DATE: Saturday, April 26, 1997               TAG: 9704280074
SECTION: VIRGINIA                 PAGE: A-5  EDITION: METRO 
SOURCE: SANDRA BROWN KELLY THE ROANOKE TIMES


FOR NOW, JOE CAMEL WON'T HAVE TO PACK UP AND MOVE SCHOOL BUSES PASS BY THE TOBACCO BILLBOARDS DAILY.

Joe Camel blows his saxophone on a 14-by-48-foot billboard at Chaparral Drive and Virginia 419 in Southwest Roanoke County. He plays the guitar alongside Roy L. Webber Highway near downtown Roanoke.

Even if a North Carolina Supreme Court decision Friday had gone to the other side, it wouldn't have changed things for the cigarette icon.

The court ruled that the Food and Drug Administration cannot regulate cigarette advertising. It cannot require that tobacco billboards be at least 1,000 feet from a playground or school as the FDA wanted.

Should an appellate court rule differently, Joe still wouldn't need to move in this community.

Based on a visual inspection, the valley has no boards within 1,000 feet of schools or playgrounds, said Keith Austin of Lamarr Advertising.

Lamarr Advertising owns all the tobacco billboards in the area, which account for only 6.5 percent of its 950 billboard ``faces,'' Austin said.

Tobacco companies buy billboard locations for the same reasons that any other advertisers buy them: high volume traffic, Austin said.

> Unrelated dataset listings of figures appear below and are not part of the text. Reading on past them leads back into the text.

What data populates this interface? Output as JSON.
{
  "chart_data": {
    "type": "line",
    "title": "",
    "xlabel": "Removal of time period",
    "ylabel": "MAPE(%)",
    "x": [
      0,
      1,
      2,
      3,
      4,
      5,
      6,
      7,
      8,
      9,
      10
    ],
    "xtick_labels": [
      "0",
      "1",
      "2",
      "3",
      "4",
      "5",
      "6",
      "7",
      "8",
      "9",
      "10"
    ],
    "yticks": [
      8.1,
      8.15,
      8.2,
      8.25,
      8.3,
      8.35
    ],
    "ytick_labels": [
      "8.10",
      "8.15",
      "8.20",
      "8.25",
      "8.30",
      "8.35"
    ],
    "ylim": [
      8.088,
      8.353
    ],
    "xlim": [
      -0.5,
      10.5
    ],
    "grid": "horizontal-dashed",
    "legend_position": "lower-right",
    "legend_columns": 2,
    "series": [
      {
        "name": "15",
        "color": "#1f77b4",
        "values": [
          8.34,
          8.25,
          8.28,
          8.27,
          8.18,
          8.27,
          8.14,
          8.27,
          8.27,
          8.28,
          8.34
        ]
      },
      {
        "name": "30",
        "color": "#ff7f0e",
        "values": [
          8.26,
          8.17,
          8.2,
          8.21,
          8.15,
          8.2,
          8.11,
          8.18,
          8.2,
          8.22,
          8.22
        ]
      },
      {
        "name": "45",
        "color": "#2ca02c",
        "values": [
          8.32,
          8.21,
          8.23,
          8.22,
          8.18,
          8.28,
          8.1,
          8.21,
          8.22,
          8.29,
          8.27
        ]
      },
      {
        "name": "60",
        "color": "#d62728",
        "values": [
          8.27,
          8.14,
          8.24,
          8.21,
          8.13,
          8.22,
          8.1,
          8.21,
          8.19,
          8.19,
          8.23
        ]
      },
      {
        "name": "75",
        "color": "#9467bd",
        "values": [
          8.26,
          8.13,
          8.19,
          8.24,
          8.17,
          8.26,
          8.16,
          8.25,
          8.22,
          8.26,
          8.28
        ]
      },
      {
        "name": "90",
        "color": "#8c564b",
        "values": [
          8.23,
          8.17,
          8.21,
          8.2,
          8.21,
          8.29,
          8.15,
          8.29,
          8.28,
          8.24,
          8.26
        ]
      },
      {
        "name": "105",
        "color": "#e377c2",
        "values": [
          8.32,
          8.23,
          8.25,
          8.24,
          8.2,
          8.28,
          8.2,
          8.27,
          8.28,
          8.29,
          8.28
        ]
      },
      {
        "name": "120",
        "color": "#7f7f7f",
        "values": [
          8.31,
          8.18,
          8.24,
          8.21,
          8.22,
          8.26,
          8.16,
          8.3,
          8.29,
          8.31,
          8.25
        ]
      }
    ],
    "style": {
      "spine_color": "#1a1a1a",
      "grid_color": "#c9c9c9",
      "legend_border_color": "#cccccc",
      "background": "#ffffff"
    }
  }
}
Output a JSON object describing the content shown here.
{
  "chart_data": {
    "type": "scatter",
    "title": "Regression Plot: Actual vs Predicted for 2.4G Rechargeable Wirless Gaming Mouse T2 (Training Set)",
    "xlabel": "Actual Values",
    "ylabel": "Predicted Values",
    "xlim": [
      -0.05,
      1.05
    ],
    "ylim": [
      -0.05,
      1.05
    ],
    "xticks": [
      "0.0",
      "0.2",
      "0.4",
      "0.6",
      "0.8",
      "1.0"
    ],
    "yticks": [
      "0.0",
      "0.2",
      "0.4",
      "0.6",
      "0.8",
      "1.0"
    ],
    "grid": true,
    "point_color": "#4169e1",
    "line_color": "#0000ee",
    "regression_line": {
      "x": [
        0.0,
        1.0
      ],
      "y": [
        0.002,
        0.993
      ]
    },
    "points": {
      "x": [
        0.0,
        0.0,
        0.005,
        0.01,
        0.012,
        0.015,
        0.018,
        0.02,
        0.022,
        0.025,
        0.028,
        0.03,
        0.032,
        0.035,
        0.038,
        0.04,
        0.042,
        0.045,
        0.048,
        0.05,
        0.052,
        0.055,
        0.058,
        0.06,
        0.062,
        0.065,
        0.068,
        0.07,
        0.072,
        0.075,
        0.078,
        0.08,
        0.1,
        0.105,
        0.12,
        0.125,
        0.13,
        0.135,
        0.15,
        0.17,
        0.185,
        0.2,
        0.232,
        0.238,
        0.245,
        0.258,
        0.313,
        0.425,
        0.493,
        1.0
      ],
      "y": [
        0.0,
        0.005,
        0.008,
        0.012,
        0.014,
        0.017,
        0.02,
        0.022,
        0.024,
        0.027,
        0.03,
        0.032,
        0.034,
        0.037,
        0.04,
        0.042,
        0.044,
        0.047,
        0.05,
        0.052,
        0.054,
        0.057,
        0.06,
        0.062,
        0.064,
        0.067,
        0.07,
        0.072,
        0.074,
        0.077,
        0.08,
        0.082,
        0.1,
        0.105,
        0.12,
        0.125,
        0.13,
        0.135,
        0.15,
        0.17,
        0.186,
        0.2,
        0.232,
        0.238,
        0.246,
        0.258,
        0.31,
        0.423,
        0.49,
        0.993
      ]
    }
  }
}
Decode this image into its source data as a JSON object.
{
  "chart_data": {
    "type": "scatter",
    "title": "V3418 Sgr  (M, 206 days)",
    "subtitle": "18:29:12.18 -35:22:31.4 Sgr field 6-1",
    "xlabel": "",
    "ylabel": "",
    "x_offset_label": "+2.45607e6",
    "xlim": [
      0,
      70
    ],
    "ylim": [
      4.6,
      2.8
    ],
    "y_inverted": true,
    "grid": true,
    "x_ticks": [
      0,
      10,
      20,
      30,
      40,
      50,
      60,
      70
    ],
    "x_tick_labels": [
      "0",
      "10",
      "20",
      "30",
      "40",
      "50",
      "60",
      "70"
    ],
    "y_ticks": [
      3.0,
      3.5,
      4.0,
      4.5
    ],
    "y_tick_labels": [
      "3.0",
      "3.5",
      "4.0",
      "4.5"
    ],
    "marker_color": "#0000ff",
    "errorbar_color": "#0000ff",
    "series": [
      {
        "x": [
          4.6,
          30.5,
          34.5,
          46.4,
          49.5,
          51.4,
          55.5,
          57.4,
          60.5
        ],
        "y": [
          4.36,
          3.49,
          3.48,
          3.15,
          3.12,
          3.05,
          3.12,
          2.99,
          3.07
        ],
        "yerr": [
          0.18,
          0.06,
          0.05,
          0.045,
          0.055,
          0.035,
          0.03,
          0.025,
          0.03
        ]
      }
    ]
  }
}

Joe Camel at Chaparral is almost an exact mile from Cave Spring High School, but in a spot where it has 27,500 potential viewers going by every 18 hours. This includes the steady stream of yellow buses passing by the sign twice a day, five days a week, most of the year, headed down Chaparral to the school.

The Camel billboard near downtown Roanoke is on a route where the 18-hour viewer volume is estimated at 48,300. It's also in line for buses going to Patrick Henry High School.

But do the young people riding buses look out at the signs?

Two high school students sipping Slurpees at the 7-Eleven in sight of the one on Chaparral said they'd never noticed it until it was pointed out to them.